Indeed: “Whether ’tis nobler…” Now THAT is the question! What is the nobler course of action? The fact that these words so closely follow the more often quoted line tells us that for Shakespeare — or at least for the character Hamlet — these two questions run parallel: For the prince, “to be” is to be noble. Hamlet sees that the outcomes of his actions and in turn his noble title depend not merely on his birthright but upon the nobility of his character. His lineage may call him into service, but he’s basically on his own. Adding weight to this, as a royal, well he knows that his personal destiny is bound up with that of his nation. The consequences of the painful lancing of a tumescent boil upon the monarchy have to be weighed against the septic risks of its continued festering. Further, if we follow what he goes on to express in his soliloquy, Hamlet grasps implicitly that to fail to follow the nobler path is to risk losing not merely his position or even his life, but something deeper in himself. This is what makes Hamlet’s dilemma a “to-be-or-not-to-be,” existential problem.

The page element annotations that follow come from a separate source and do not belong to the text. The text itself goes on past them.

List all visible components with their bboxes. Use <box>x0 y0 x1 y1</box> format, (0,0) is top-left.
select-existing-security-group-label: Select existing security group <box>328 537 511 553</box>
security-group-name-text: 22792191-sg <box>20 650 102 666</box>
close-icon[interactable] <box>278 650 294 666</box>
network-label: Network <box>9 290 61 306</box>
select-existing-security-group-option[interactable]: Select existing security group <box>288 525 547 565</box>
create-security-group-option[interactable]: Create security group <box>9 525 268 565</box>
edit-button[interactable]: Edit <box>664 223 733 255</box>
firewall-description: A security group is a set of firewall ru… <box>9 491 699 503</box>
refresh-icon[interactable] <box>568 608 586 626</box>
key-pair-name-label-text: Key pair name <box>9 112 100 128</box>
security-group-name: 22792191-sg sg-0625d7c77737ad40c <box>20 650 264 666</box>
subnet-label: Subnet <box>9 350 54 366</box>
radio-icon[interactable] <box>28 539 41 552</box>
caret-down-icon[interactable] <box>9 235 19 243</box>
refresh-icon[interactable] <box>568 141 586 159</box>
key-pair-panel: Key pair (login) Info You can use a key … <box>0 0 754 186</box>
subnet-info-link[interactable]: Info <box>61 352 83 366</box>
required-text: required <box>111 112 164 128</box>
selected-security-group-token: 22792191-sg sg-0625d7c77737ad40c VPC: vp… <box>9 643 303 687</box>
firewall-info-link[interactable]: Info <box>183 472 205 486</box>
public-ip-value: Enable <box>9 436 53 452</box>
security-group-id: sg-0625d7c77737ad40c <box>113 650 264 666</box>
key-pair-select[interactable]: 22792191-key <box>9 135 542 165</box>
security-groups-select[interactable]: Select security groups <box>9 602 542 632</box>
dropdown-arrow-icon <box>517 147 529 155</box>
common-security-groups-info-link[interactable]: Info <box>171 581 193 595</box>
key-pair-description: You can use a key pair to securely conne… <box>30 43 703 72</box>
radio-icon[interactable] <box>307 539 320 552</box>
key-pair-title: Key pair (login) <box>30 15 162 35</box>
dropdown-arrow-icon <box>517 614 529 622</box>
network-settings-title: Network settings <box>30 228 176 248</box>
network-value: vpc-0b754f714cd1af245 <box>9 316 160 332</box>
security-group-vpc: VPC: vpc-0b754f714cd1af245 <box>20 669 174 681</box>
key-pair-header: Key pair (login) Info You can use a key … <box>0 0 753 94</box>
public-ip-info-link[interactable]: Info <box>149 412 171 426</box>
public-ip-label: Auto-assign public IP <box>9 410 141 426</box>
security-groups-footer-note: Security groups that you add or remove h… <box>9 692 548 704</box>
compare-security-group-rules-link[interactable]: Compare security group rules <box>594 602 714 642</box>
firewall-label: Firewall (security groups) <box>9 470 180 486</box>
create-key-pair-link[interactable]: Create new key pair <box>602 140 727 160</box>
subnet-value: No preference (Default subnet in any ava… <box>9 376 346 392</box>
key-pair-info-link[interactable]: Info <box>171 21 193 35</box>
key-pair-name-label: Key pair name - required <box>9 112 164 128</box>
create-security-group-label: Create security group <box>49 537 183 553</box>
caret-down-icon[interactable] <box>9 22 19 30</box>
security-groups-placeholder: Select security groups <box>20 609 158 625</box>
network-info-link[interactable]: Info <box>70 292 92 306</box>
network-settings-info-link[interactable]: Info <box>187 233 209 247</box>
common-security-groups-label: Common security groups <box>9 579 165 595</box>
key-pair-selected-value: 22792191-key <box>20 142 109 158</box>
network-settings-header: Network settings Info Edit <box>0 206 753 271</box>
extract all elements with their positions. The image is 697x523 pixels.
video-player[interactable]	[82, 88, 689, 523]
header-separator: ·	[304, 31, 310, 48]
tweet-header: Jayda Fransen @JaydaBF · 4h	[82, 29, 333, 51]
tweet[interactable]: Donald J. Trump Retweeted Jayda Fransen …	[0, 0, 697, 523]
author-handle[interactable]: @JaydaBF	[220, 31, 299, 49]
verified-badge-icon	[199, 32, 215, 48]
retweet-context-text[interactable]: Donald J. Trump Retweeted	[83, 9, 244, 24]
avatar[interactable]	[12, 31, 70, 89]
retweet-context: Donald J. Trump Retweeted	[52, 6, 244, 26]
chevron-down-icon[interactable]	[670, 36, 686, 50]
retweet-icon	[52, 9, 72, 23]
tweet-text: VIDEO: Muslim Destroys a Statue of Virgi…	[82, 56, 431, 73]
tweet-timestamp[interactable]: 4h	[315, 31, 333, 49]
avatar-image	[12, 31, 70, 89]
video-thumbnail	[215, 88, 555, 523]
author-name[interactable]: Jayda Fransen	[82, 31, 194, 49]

Are we in any different position, today? History now bends around us, and the shape it ultimately takes will be our own.

The really tragic thing about tragedies is that the choices they present invariably lead to tragic consequences, regardless. All Hamlet’s choices are bad. After all, he could simply go along with the crime, become complicit in the public deception, continue his comfortable life in the royal court, most likely win the hand of his beloved Ophelia and in due time ascend to the throne. And all he need do to have all of this — wealth, power, privilege and the hand of his beloved — is to live a lie. This he will not do. The other option is, as we soon observe in the play, one hell of a bloody mess. Perhaps other courses of action are conceivable: maybe the prince could flee the kingdom, go into hiding, or live under an assumed identity. But what would these say about Hamlet’s sense of duty to crown and country? Such options aren’t even considered. Including them nonetheless, these are the main categories of response: stand and take it, stand and fight, or try to run away. Basically, all of his options are tragic.

Well, my friends, sorry to tell you, but it’s Hamlet time for all of us.

Consequently, “whether ’tis nobler” should be the question on everyone’s mind.

Stand and take it, stand for something better, or try to hide or run away. None of these will be easy going forward. Some, regrettably, may skip over both Hamlet’s ferocious introspection and testing of his own knowledge, and, fortified with unearned certainty, compound the crimes of state with miserable ones of their own. This is far from noble. Most of us, unlike Hamlet, will dismiss any bearers of unwanted intelligence, dress ourselves in whatever brand of sponsored deception suits our styles, and hold to such comforts as can yet be found in life. This is understandable: It’s easier. Once one starts to grasp the scale and scope of the criminality and deceit that brought the nation to this pass, it’s really too much. And I mean that literally: it is too much. Look at Hamlet: he goes a bit nuts. But while the risks to our minds are real, there may be greater dangers ahead. Faced with this presentiment, nearly all will choose to retreat into various forms of refuge, seeking distractions, groupthink, phony affiliations, addictions, or a pitiful kind of hope predicated on ignorance of facts and shortness of memory. Whatever assuages our distress or banishes the spirits that come bearing unwelcome truths will be called upon.

Be forewarned, however: my re-reading of Hamlet was intended to be such a distraction, and look where I landed. The escape I sought in the 400-year-old text turned into a visitation that brought me face to face with present circumstances, and now it haunts me.